Why it's good the mobile handset market is boring

From version to version, mobile device releases aren't that different. It might make for a boring news cycle, but it keeps prices down and simplifies the learning curve for users and IT.

The mobile handset market has become what many would describe as boring, but that means lower costs, higher end-user productivity and more consistent management for IT.

It's not a total snoozefest; new iOS and Android devices include innovations, such as high-quality cameras that make dedicated digital cameras and camcorders almost obsolete. Even so, most of these advances are evolutionary rather than revolutionary. Faster processors, more memory and more storage are givens in any new model. Screens see improved resolution, brightness and power consumption. Battery life is often better. Operating systems add new features, some of which are useful to the enterprise.

The fundamental nature of the device hasn't really changed since the introduction of the first iPhone.

For those reasons, prices are reasonable and relatively constant. Performance and value continue to improve, albeit slowly compared to the past. The fundamental nature of the devices hasn't really changed since the introduction of the first iPhone, and perhaps not all that much in concept since the first larger-form-factor BlackBerrys from 20 years ago.

Yes, keyboards are better, devices are thinner, and there are more associated cloud services. But the more things change in the mobile handset market, the more they stay the same. And this is good for organizations everywhere.

Mobile device stability keeps costs down and improves productivity

When devices remain similar from version to version, companies see a clear reduction in capital costs because they don't have to purchase new devices as often. The biggest changes to the device base affect software, and app development, deployment and support costs the most. Plus, because devices change so little, admins don't have to make major changes to their operations when users get upgrades.

Still, one aggravation that can accompany new devices is head-scratching changes to user interfaces and system functionality. Users lost productivity, for example, when the Windows interface saw wholesale changes from Windows 7 to Windows 8. This of course includes the effect of apps that suddenly no longer work properly or even at all on these new devices and OS releases. But when the hardware doesn't change much with each evolution, users can keep productivity high because they're familiar with the device.

Device consistency drives reliability

Long-term use of a device results in transparency -- the device fades into the background, and its access and processing capabilities become the focus of its use. The device and its OS provision a reliable and consistent platform for apps and access to organizational information.

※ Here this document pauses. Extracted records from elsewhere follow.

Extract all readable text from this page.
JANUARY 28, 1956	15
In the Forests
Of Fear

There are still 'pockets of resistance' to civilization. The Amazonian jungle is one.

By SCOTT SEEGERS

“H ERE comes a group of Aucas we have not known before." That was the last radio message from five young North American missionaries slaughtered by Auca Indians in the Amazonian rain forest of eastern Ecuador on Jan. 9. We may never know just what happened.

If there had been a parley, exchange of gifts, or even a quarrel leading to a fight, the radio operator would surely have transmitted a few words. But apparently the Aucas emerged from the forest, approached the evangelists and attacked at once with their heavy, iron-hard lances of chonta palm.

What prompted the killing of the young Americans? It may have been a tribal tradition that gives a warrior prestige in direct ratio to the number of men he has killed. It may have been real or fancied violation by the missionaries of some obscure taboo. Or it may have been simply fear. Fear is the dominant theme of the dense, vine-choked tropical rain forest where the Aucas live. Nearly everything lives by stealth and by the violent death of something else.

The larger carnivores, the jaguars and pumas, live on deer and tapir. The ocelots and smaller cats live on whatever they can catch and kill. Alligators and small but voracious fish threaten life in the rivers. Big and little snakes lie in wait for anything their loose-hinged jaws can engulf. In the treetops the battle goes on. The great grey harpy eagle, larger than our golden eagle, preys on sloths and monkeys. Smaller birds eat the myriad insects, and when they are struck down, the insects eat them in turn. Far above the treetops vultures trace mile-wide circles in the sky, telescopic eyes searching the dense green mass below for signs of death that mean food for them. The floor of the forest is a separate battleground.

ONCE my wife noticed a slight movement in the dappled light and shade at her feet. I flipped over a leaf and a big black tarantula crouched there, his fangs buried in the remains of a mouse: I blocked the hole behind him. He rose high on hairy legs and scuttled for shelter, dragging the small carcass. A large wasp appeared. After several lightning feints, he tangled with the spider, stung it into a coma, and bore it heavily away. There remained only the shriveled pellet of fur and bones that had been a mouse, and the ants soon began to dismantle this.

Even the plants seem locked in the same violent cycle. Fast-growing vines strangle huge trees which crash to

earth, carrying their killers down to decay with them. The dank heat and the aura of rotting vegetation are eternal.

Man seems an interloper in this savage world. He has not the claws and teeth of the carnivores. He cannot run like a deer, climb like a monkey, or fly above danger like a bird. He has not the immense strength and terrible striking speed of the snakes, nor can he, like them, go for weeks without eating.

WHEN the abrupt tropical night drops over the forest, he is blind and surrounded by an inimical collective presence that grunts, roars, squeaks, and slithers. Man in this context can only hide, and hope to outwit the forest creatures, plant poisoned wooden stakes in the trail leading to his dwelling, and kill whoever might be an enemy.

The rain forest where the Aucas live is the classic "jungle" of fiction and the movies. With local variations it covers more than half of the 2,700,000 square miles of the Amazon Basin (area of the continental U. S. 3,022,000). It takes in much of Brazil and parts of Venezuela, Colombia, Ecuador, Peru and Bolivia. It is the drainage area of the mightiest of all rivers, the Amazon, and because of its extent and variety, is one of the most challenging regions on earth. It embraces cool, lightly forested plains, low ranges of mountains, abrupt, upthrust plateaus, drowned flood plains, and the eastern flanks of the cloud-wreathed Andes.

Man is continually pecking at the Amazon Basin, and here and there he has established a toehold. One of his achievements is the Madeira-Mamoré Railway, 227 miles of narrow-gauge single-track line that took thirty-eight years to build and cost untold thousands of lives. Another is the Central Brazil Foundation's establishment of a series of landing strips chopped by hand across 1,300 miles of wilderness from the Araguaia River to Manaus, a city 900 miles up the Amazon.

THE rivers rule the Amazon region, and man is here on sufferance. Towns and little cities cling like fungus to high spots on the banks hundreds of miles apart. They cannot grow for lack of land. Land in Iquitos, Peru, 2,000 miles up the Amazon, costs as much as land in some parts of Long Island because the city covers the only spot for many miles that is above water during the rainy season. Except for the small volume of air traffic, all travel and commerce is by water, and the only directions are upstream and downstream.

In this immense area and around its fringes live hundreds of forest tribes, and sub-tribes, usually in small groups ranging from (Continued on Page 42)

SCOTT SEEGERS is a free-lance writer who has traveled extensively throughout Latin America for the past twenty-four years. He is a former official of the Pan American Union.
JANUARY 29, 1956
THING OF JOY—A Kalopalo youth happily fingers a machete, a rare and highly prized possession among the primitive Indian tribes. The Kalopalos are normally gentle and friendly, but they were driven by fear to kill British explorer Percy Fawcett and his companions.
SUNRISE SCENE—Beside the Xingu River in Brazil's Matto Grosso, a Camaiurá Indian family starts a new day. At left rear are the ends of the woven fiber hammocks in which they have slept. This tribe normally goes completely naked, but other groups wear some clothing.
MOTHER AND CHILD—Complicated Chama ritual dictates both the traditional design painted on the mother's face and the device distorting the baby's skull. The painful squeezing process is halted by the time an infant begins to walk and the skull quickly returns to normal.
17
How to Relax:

Familiarity for end users and IT staff alike reduces support costs and the risks involved with changes of any kind. End users see less motivation to upgrade to a new device that is likely only a marginal improvement on what they already have. As a result there is less disruption, lower capital costs and reduced BYOD expenses. It also lowers the technological risks that might affect IT operations, especially security. Users can spend less time learning new features and dealing with unnecessary changes that might not add much value.

Of course, given the dual consumer/work nature of contemporary mobile devices, some users may want to upgrade just to make their favorite games run faster. In that case, a company's BYOD policy must specify a restricted set of device and OS pairs and deploy the appropriate enterprise mobility management tools. The bottom line, though, is that a boring mobile handset market reduces risks and costs, so it isn't a bad thing.